Why can't we learn English? Or why do we understand but can't speak it? “Burada yazan cümleyi tam olarak anlayamadım.” ya da “Anladım ama cevap veremem.” veya “Cevap verebilirim ama akıcı konuşamam.” diyorsanız sizleri bu yazıda kısa bir süreliğine ağırlamak isterim.
İngilizce, ilk olarak 5. Yüzyılda İngiltere’de ortaya çıkmış, modern zamanlarda ise küresel bir lingua franca (ortak bir dili veya lehçeyi paylaşmayan insanların birbiriyle iletişim kurmak için kullandığı ortak dil) haline gelmiş bir dildir. Dünya üzerinde anadil ve ikinci dil olarak toplamda 1,8 milyar insan tarafından konuşulur. Resmi dil olarak en çok kullanılan 3. dil olmasına rağmen en çok konuşulan 1. dildir. Sayısal verilerle sizleri çok fazla sıkmadan gelin bu işin mutfağına birlikte göz atalım.
Ülkemizde eskiden 4. sınıf ile başlayan yabancı dil öğrenim yaşı günümüzde 2. sınıfa kadar hatta okul öncesi döneme kadar inmiştir. Eskiden 4. sınıf ile birlikte başlayıp, üniversite hazırlık sınıfı da dâhil olmak üzere kişiler 1o yıllık ( 5 yıl ilk ve ortaöğretim + 4 yıl lise eğitimi + 1 yıl üniversite hazırlık ) yabancı dil öğrenimi alırlar. Bu 10 yıllık sürenin sonunda ortak bir ağızdan “Anlıyorum ama konuşamıyorum.”, “Yıllardır İngilizce öğrenimi gördüm ama hala İngilizce hakkında hemen hemen hiçbir şey bilmiyorum.” gibi dillere pelesenk olmuş ifadeler söylenir. Peki, bu noktada yapılan hata nedir? Neyi yanlış yapıyoruz? sorularının cevabına ve sunduğumuz çözüm yöntemlerimize bakalım.

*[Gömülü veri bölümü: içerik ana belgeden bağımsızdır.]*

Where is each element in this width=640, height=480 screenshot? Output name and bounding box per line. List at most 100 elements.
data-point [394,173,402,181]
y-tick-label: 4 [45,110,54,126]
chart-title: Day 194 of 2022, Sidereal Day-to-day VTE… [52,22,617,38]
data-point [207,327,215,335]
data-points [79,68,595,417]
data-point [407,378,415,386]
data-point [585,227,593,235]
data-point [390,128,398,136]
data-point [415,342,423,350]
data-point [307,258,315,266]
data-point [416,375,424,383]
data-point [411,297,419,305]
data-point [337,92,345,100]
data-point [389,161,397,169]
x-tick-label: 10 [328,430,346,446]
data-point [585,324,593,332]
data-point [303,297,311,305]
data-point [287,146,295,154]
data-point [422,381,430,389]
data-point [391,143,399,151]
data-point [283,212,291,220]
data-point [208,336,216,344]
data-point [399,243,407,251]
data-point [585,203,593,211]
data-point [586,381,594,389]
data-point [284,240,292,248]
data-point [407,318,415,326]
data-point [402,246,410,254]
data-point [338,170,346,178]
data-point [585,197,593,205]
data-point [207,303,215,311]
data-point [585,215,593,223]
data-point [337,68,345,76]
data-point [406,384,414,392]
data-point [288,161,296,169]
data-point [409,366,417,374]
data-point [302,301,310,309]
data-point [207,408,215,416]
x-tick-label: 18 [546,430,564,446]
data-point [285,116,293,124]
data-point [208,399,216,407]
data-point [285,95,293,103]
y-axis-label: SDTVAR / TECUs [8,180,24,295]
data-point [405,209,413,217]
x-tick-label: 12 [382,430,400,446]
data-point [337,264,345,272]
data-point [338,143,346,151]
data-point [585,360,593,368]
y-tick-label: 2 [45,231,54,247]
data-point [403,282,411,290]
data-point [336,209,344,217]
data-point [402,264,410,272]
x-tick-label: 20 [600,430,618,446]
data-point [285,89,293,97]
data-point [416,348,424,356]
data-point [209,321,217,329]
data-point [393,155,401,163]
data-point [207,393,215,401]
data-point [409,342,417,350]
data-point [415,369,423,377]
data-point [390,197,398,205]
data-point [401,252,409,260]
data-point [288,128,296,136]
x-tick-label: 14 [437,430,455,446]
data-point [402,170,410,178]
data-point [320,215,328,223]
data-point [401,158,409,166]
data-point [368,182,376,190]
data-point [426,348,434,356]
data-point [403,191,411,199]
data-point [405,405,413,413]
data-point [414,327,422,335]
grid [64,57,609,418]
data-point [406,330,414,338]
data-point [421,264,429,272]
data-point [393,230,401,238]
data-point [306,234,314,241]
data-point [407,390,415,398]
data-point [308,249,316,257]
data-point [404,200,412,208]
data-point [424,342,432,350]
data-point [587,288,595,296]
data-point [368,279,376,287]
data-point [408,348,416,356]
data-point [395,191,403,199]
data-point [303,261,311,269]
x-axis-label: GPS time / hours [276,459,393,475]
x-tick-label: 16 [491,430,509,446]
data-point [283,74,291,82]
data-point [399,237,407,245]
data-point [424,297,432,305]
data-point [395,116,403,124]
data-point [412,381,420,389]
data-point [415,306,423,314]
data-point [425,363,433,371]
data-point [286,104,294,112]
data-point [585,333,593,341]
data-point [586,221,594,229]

İlk olarak basmakalıp şekillerde ve güncel olmayan yöntemlerle yapılan dil öğrenimi ya da edinimi bizlere başlarda bir şeyler katıyor gibi gözükse de uzun vadede aslında çokta fazla bir şey katmaz. Anadilimizi öncelikle dinleyerek, o dile maruz kalarak; daha sonrasında yavaş yavaş önce hecelerle, heceleri kelimelere kelimeleri de cümlelere dökerek konuşmaya başlarız. Belirli bir süre zarfında dinleme ve konuşma edinimlerimizi sağladıktan sonra 2. zorlu aşamaya, okuma-yazma kısmına geçip ilerleyen süreçte de dilbilgisi kurallarını öğrenip dil öğrenimimizi tamamlamış oluruz.

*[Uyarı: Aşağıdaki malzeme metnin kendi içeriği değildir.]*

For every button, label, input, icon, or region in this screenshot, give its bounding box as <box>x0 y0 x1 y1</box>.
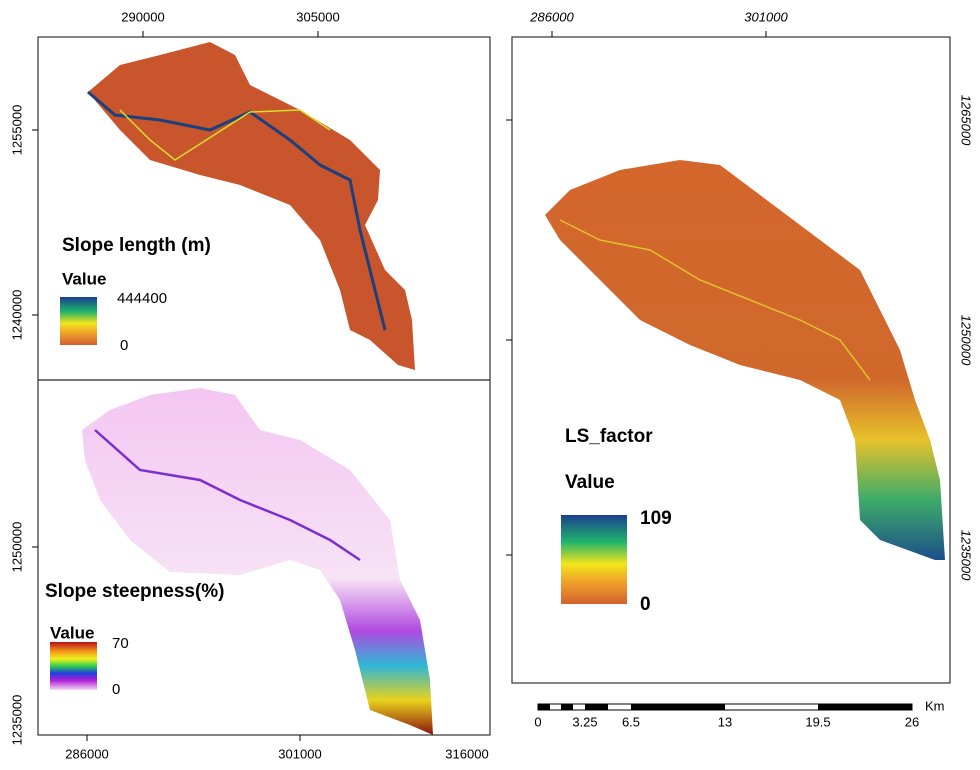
scale-bar-segment <box>561 704 573 710</box>
y-tick-label: 1235000 <box>9 695 24 746</box>
legend-min: 0 <box>120 337 128 354</box>
page: Map panels {"panels": [ {"title": "Slope… <box>0 0 980 770</box>
body: 290000 305000 1255000 1240000 Slope leng… <box>0 0 980 770</box>
scale-bar-segment <box>631 704 725 710</box>
y-tick-label: 1240000 <box>9 290 24 341</box>
legend-min: 0 <box>112 681 120 698</box>
legend-swatch <box>50 642 97 690</box>
watershed <box>545 160 945 560</box>
scale-bar <box>538 704 912 710</box>
scale-label: 0 <box>534 714 541 729</box>
figure: 290000 305000 1255000 1240000 Slope leng… <box>0 0 980 770</box>
watershed <box>82 388 433 735</box>
legend-swatch <box>561 515 627 604</box>
scale-bar-segment <box>818 704 912 710</box>
legend-subtitle: Value <box>50 623 94 642</box>
scale-bar-segment <box>585 704 608 710</box>
y-tick-label: 1255000 <box>9 105 24 156</box>
x-tick-label: 286000 <box>65 746 108 761</box>
legend-title: Slope steepness(%) <box>45 581 225 602</box>
legend-swatch <box>60 297 97 345</box>
watershed <box>88 42 415 370</box>
x-tick-label: 286000 <box>529 9 574 24</box>
scale-label: 6.5 <box>622 714 640 729</box>
x-tick-label: 301000 <box>278 746 321 761</box>
scale-bar-segment <box>538 704 550 710</box>
y-tick-label: 1235000 <box>959 530 974 581</box>
legend-max: 70 <box>112 635 129 652</box>
y-tick-label: 1250000 <box>9 522 24 573</box>
x-tick-label: 305000 <box>296 9 339 24</box>
scale-unit: Km <box>925 698 945 713</box>
legend-subtitle: Value <box>62 269 106 288</box>
scale-label: 3.25 <box>572 714 597 729</box>
x-tick-label: 301000 <box>744 9 788 24</box>
scale-label: 19.5 <box>805 714 830 729</box>
legend-min: 0 <box>640 594 651 615</box>
scale-label: 13 <box>718 714 732 729</box>
scale-label: 26 <box>905 714 919 729</box>
x-tick-label: 290000 <box>121 9 164 24</box>
y-tick-label: 1250000 <box>959 315 974 366</box>
legend-title: LS_factor <box>565 426 653 447</box>
x-tick-label: 316000 <box>445 746 488 761</box>
legend-max: 109 <box>640 508 672 529</box>
legend-max: 444400 <box>117 290 167 307</box>
y-tick-label: 1265000 <box>959 95 974 146</box>
legend-subtitle: Value <box>565 472 615 493</box>
legend-title: Slope length (m) <box>62 235 211 256</box>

İngilizce öğrenme serüvenimiz ise hemen hemen çoğu durumda tersten başlayıp başa doğru gider. Yapılan yanlış belki de buradadır. Yanlış aramakla vakit kaybetmektense “Nasıl fayda sağlayacak ve uzun yıllar sürecek bir dil öğrenimi sağlarım?” sorusuna odaklanalım. Kısacası dil öğrenimimizin sürekliliğini sağlamak amacıyla öğretim yöntemlerimizi gözden geçirmeli, dil öğrenmekteki amacımızı saptamalı ve bizi hedefimize götürecek ve bize en uygun yöntemi bulmalıyız. Bu konularda kendimizi geliştirmeli ya da işin uzmanı olan kişilerden destek almalıyız. Dil öğreniminde tekrarın önemini, kendimizi geliştirmemiz gereken noktaları ve nerelerde yardım almamız gerektiğini de bir başka yazımızda kahve eşliğinde konuşuruz. Sağlıkla ve huzurla kalmanız dileğiyle.